Marching Toward Change 

"For those men and women out there marinating in their ignorance and hypocrisy, in the pocket of the [National Rifle Association], my generation is coming and we're just getting started,"

Most of the Idaho Legislature wasn't anywhere near the Idaho Statehouse Saturday, March 24, but any lawmaker who opposes gun control and has intentions to hold his or her office for a considerable amount of time might want to heed the warning from thousands of voters-to-be on the steps of the Capitol.

"Vote them out; vote them out; vote them out," chanted the crowd of approximately 5,000 at the demonstration, one of hundreds of March for Our Lives rallies across the planet that day, calling for stricter controls on firearms.
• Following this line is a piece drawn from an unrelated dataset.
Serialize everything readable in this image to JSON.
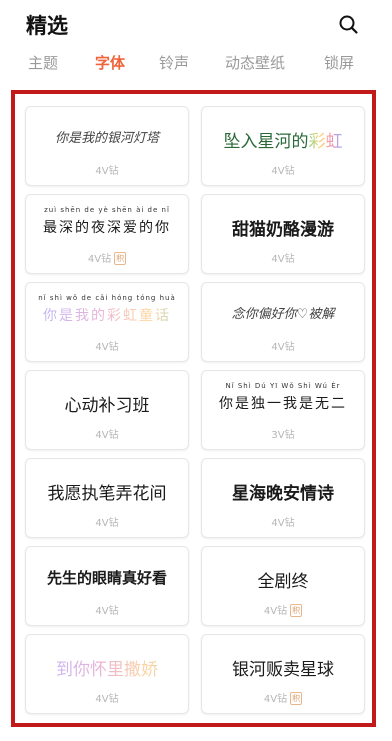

The history-making difference for these particular rallies is that the overwhelming number of attendees were students, not yet old enough to vote but anxious to have their say in the political arena.

"We have had enough–enough suffering, enough fear, enough pain, enough lives lost, enough childless parents and spouseless widows," said Ryley, a senior at Capitol High School. "Enough is enough."

The cry of "enough is enough" was repeated in at least seven similar rallies across Idaho and hundreds more across the U.S. And there was another duplicated refrain: "Register to vote and go to the polls."

"For those men and women out there marinating in their ignorance and hypocrisy, in the pocket of the [National Rifle Association], my generation is coming and we're just getting started," said Ryley.

Hundreds of hand-crafted signs, most of them directed at politicians, were waved during the Boise demonstration. Some read:

"Thoughts and prayers won't save me from bullets."

"Columbine, Newtown, Parkland. No more."

"Your silence is killing us."

In the days that followed, attendees of the March for Our Lives Boise rally continued to fill social media with calls to action.

"It was one of the most inspiring days of our lives," wrote Jeffrey Fackler on the March for Our Lives Facebook page.

"This was the day that I finally felt I have truly lived," wrote Paulina Garcia.

"It was worth the five-hour drive to Boise," wrote Sheila Plowman.